A few weeks after coming to Israel as a new immigrant in 1984 I started to borrow books from the public library in Lod. The first book that I ever read after becoming a free man was John Le Carre‘s ‘Tinker Tailor Soldier Spy’. Obviously the sophisticated world of Cold War espionage viewed from the perspective of the West was not the kind of theme that would allow books to be published in Communist Romania. I fell under spell from the first pages, and this was the beginning of a log term relationship of adulation and frequent reader mileage between me and Le Carre.

 

source http://www.imdb.com/title/tt1340800/

 

I missed the very well made (as I hear) BBC series, so the film directed by Tomas Alfredson is the first screen version of the novel that I see.
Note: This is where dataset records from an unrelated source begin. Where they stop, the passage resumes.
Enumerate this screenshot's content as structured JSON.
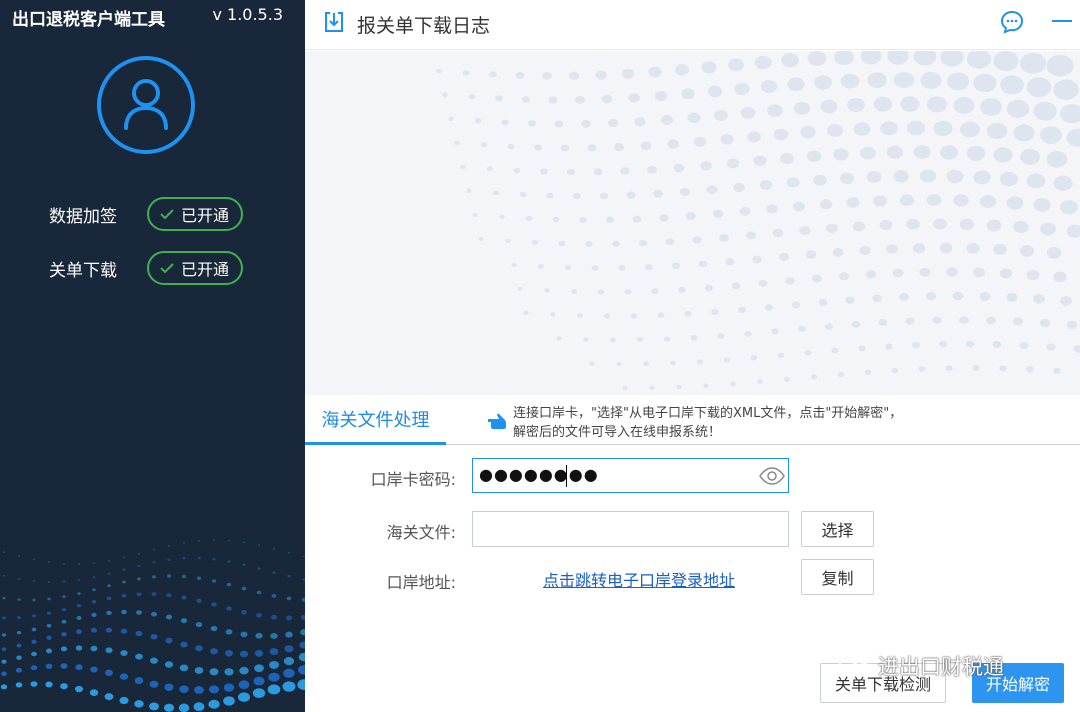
{
  "sidebar": {
    "app_title": "出口退税客户端工具",
    "version": "v 1.0.5.3",
    "features": [
      {
        "label": "数据加签",
        "status": "已开通"
      },
      {
        "label": "关单下载",
        "status": "已开通"
      }
    ]
  },
  "topbar": {
    "title": "报关单下载日志",
    "icons": [
      "download-log-icon",
      "chat-icon",
      "minimize-icon"
    ]
  },
  "tabs": [
    {
      "label": "海关文件处理",
      "active": true
    }
  ],
  "hint": {
    "line1": "连接口岸卡，\"选择\"从电子口岸下载的XML文件，点击\"开始解密\"，",
    "line2": "解密后的文件可导入在线申报系统！"
  },
  "form": {
    "password_label": "口岸卡密码:",
    "password_value": "●●●●●●●●",
    "file_label": "海关文件:",
    "file_value": "",
    "address_label": "口岸地址:",
    "address_link": "点击跳转电子口岸登录地址",
    "select_button": "选择",
    "copy_button": "复制"
  },
  "actions": {
    "check_button": "关单下载检测",
    "decrypt_button": "开始解密"
  },
  "watermark": "进出口财税通",
  "colors": {
    "sidebar_bg": "#18283a",
    "accent": "#1f92f0",
    "success": "#3fb24f",
    "link": "#1a5fc4"
  }
}
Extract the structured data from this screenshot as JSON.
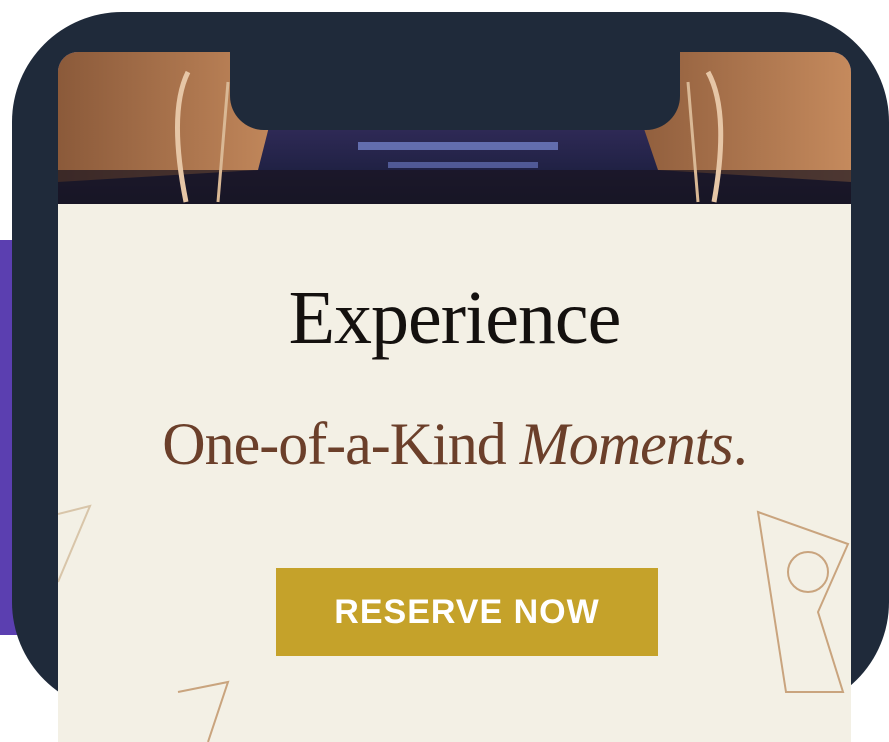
{
  "promo": {
    "headline": "Experience",
    "tagline_plain": "One-of-a-Kind ",
    "tagline_italic": "Moments",
    "tagline_end": ".",
    "cta_label": "RESERVE NOW"
  },
  "colors": {
    "phone_frame": "#1f2a3a",
    "screen_bg": "#f3f0e5",
    "headline": "#14110f",
    "tagline": "#6b3f2a",
    "cta_bg": "#c5a22a",
    "cta_text": "#ffffff",
    "accent_purple": "#5b3fb0"
  }
}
The principal lines of action and the relations between the characters are well kept here, and for most of the duration of the film the deep feeling of incertitude, the Britishness of feelings well concealed under manners, the foggy fights were the concepts of good and bad need to be found deep inside the hearts and minds of the characters receive appropriate translation in the language of cinema. The interior flow of Le Carre prose gets an equivalent in a series of short scenes, some happening in the present, other being flashbacks that get a pace and fluidity of themselves that make of the film a captivating thriller despite the lack of real action scenes. The Byzantine relations between the members of the secret services are translated into dances of characters that move and look to each other, or avoid one another like in sacred rituals. The Cold War atmosphere is put on screen using 70s-like effects, all blurred in smoke of cigarette, fog and frost.

 

http://www.youtube.com/watch?v=Aco15ScXCwA

(video source trailers)

 

Some nuances get lost, and this is probably inevitable. Some characters get new dimensions or different perspectives. The sentimental aspect of the story (the relation between Smiley and his wife) is told, but loses in the context of the film the emotional importance it has in the book. On the other hand Gary Oldman builds a Smiley perfectly fit for the screen translation of Le Carre’s intention. ‘Tinker Tailor Soldier Spy’ is one of the best adaptations of  a novel by Le Carre that I have seen to date.